Sei que é. Onde estou não é um lugar qualquer e dentro do meu coração, consigo percebe-lo. Não se compara a nenhum outro lugar onde tenha estado antes, mas é como se o meu corpo o conhecesse e soubesse onde eu estou.

Onde estou?

E nesse momento, acordo.

Adormeci de novo à sombra da enorme e velha sobreira nos relvados do jardim. O som dos pássaros é fraco, comparado aos dias de primavera e verão ensolarados. Esta, o bom tempo que conseguimos receber, consistia em alguns raios de sol pelo meio da tarde e um céu brevemente nublado, antes das nuvens cinzentas e negras regressarem às suas posições e nos agraciarem com chuva. Devido a isso, os terrenos à volta da casa, encontravam-se completamente ensopados, deixando erva fresca crescer verdejante. Por outro lado, os charcos de água enchiam-se com alguma vida pelas rãs, e no meio da estrada, poças lamacentas faziam se sentir ao serem atravessadas pela carroça do meu avô e os carros vindos das povoações vizinhas.

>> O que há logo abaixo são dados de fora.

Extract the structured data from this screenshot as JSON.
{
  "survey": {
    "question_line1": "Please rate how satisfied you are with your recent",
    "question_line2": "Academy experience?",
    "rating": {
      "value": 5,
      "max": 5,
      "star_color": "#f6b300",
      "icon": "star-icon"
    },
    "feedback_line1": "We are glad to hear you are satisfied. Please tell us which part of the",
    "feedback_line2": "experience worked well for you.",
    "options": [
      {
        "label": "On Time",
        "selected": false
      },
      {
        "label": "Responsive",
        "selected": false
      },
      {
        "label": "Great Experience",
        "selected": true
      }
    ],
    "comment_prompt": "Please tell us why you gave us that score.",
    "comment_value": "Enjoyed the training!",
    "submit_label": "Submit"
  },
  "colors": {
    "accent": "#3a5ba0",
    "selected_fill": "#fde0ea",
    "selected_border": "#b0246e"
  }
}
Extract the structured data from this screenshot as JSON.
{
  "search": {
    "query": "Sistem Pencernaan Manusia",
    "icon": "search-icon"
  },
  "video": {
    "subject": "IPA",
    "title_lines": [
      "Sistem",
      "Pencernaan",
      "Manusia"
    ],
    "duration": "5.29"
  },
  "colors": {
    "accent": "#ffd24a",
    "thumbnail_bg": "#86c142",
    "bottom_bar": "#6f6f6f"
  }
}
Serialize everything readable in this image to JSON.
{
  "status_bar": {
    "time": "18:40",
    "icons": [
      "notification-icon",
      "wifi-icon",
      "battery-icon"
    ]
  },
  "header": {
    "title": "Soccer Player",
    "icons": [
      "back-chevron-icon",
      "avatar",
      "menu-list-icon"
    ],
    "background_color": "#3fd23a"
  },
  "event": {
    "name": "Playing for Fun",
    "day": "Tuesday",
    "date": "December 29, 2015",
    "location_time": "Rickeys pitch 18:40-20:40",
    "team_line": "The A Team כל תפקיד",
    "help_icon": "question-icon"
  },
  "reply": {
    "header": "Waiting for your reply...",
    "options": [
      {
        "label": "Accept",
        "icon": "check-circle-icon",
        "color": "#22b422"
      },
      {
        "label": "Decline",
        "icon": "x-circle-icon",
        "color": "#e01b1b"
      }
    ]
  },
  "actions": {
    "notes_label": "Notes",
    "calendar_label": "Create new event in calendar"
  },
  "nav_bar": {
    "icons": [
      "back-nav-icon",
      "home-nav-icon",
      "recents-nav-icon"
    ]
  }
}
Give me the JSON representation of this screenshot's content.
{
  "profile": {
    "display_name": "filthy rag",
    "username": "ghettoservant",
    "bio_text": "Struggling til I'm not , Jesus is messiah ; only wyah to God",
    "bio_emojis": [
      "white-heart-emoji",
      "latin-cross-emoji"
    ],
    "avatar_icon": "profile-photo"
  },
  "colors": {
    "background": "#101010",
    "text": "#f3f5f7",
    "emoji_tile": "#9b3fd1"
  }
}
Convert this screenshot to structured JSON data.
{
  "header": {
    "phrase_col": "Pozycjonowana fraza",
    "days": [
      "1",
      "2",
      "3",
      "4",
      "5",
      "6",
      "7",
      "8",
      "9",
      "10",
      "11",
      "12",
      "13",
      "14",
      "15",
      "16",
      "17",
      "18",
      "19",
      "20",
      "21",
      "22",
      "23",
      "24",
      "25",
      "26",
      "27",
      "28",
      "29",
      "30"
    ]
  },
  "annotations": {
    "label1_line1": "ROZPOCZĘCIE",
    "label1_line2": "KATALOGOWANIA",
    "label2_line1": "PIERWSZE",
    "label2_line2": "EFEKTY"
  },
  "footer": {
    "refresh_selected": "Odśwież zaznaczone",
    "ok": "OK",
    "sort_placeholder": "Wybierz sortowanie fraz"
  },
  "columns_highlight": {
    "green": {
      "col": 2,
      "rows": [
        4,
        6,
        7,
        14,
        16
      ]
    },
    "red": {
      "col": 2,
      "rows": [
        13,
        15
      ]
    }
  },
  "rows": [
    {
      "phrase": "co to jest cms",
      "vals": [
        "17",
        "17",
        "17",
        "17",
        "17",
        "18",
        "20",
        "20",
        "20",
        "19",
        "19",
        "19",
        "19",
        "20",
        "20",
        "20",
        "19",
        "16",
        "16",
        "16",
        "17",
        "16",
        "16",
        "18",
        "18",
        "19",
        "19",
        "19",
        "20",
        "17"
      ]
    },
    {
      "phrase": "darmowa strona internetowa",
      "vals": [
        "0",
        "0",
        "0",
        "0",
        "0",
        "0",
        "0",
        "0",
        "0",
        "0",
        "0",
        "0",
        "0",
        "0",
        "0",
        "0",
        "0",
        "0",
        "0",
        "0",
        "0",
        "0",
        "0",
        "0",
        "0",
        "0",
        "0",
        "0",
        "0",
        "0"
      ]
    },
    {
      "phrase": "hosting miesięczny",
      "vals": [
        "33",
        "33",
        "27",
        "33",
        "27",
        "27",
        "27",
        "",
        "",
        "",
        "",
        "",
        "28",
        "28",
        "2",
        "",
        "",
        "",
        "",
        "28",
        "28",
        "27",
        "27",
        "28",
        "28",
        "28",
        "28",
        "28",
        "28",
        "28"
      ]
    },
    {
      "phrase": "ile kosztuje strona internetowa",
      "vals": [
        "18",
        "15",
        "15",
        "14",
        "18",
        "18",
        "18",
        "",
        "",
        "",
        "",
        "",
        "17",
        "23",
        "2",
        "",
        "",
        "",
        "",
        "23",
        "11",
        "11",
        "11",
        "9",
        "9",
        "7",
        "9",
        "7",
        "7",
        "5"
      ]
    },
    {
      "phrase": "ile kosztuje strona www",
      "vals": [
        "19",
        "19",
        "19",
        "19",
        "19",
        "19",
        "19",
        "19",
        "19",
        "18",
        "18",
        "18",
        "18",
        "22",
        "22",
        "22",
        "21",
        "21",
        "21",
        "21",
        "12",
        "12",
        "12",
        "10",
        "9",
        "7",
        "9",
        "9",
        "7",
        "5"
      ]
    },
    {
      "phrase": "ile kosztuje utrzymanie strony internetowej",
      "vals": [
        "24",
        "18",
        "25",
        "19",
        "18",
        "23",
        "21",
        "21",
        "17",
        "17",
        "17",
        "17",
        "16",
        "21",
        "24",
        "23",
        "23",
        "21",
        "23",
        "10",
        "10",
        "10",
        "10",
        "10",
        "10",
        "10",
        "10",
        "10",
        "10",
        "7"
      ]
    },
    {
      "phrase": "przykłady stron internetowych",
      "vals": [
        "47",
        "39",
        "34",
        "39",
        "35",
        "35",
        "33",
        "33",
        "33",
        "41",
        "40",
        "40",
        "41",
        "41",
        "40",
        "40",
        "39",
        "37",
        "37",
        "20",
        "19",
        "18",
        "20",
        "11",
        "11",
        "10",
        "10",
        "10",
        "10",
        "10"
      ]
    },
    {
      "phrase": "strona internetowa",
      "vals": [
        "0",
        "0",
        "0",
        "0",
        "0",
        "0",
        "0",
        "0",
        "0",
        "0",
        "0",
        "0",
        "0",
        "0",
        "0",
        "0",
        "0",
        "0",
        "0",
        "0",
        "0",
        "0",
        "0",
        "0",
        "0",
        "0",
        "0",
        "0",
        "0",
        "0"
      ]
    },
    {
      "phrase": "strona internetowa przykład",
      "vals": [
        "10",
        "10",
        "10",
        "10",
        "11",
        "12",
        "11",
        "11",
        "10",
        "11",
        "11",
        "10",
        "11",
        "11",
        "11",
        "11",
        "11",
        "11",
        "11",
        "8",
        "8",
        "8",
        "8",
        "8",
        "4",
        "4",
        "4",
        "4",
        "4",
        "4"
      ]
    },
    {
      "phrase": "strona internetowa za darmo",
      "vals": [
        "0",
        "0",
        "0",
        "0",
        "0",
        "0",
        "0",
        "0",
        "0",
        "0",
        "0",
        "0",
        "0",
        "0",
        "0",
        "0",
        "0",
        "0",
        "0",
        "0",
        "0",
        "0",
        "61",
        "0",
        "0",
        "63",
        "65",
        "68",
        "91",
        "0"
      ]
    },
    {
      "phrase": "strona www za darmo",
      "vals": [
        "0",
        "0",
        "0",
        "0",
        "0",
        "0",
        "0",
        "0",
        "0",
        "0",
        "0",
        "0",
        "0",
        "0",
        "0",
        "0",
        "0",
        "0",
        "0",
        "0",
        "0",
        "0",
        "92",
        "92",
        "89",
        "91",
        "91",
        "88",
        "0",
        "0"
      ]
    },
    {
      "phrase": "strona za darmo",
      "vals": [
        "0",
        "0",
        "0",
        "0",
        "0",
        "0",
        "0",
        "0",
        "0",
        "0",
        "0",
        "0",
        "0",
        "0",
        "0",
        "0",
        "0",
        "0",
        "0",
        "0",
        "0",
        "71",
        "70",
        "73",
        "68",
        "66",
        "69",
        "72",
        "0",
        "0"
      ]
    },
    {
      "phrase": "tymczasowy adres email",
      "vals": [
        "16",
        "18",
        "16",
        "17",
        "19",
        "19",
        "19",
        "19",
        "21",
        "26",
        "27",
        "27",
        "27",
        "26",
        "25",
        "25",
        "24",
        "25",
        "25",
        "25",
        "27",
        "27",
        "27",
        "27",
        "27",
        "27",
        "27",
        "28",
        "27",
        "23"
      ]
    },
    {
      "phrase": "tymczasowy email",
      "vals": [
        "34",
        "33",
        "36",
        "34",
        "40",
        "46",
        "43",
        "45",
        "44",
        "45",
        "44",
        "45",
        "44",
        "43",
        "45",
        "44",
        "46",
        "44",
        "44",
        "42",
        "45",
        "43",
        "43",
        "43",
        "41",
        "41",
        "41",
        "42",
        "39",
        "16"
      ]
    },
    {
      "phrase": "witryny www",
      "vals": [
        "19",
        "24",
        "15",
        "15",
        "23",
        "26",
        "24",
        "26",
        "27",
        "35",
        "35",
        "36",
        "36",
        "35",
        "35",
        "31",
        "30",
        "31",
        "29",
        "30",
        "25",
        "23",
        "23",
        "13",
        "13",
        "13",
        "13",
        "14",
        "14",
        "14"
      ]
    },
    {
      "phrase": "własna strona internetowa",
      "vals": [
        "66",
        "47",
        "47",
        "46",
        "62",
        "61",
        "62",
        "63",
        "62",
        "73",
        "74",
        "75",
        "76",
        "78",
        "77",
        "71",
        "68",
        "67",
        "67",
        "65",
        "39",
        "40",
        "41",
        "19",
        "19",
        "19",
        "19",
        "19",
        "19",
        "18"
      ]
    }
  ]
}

A casa do avô era isolada das restantes casas da vila. Só a mesma em si já era bastante pequena e pouco conhecida, o que a tornava um porto seguro para os refugiados da guerra. Raramente recebíamos noticias de algum tipo de ataque nas redondezas mais próximas, ao contrário da capital. A maior parte das noites, antes de dormir, ouvia um pouco do radio velho e bem usado da casa. E nessas noites, era sempre relatado alguma novidade sobre a guerra.

Isso relembrava-me muitas vezes sobre os meus pais. Era óbvio que numa guerra, eram precisos haver militares para lutar pela nossa pátria, e esses militares vinham sempre de alguma família. O pensamento que me assombrava nessas noites eram as famílias separadas.

Como órfã, crescer sem pai nem mãe não tinha sido uma tarefa fácil. Tinha poucas memórias sobre os meus pais, e o pouco que a Mrs. Macready e o avô contavam, para além que eles tinham sido boas pessoas, era sobre as parecenças inconfundíveis que tinha com a minha mãe. Isso só aumentava as minhas saudades sobre eles. Daí ser fácil imaginar como muitas crianças deveriam se sentir com as probabilidades abatidas sobre a sua família.

- Sophia Kirke! - A voz esganiçada da governanta alcançou-me, vinda diretamente da entrada da grande casa. Tal só poderia significar que eu estava em algum tipo de problema.

Os músculos demoraram algum tempo a finalmente acordarem dos meus desvaneios, fazendo com que logo que possível, pudesse erguer-me e sacudir alguma da erva seca presa no algodão da saia. Por muito suave que o tecido costumasse ser, havia alturas que o mesmo se tornava desconfortável ao toque. Talvez fosse pelo uso, ou então pelas lavagens. Macready não gostava quando, por vezes, queixava-me sobre o desconforto. E honestamente, evitava fazê-lo quando ela se encontrava por perto.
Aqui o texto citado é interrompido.